Alison Knowles

The Boat Book

Aug 19–Sep 10, 2015
55 Delancey St, New York

For her second exhibition with James Fuentes, Fluxus artist Alison Knowles will present the most recent addition to her oversized book project, which debuted at Something Else Gallery in New York with The Big Book, 1966. These books are built as installations organized around a spine, a fully immersive reading experience. From 1966 through 1969, The Big Book traveled to venues in Canada, Europe and the United States.
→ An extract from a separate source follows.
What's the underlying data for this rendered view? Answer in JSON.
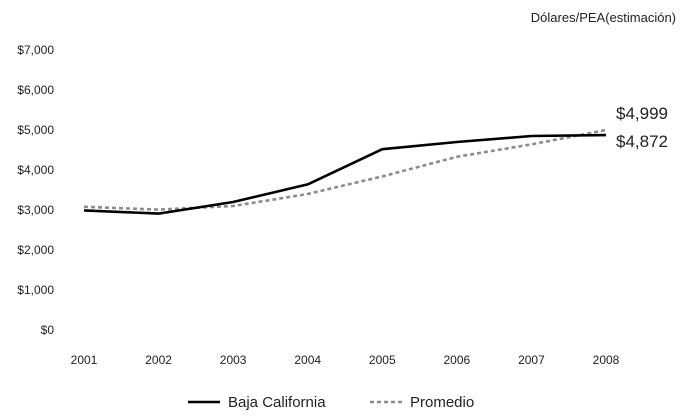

A seminal work within Knowles’s career, its influence led her to further investigations of the format with The Book of Bean, 1981 and a more intimately tactile work, The Finger Book of Ancient Language, 1982.

With The Boat Book, 2014-2015—which debuted at Art Basel Miami Beach—Knowles continues this investigation in a sculptural work whose structure is comprised of eight wood-framed pages, each four feet wide by eight feet high, on a central axis. Casters are attached to the bottom edge of each page, allowing them to turn. Each page presents an opportunity to literally go through it - whether by window, hole or tunnel - to the following page, creating a sequence of environments within the confines of the book. Like the experience of reading a traditional, hand-held book, the viewer/engager/reader of The Boat Book is completely absorbed in the exploration. Culling from sources as varied as a barn on the coast of Long Island, an old ship yard, the beaches of Lake Michigan and the New York Public Library Photo Collection, the nautical references and materials of The Boat Book render an ode to the artist’s older brother, Lawrence Beckwith Knowles, a fisherman working on the fishing vessels in East Hampton since the 1950’s. True to the concept of intermedia, which was developed by Knowles’ late husband, the Fluxus artist Dick Higgins, The Boat Book is not a work that can be easily categorized. It is interdisciplinary in nature, embodying a juncture between sculpture, installation, sound work, performance, and of course, the book format. Inclusion of elements such as photography, collage, assemblage, silkscreen, inkjet print, handmade paper, beans, and personal ephemera, further expand the breadth of the work, tackling notions of the literary, the visual and self-reflexivity.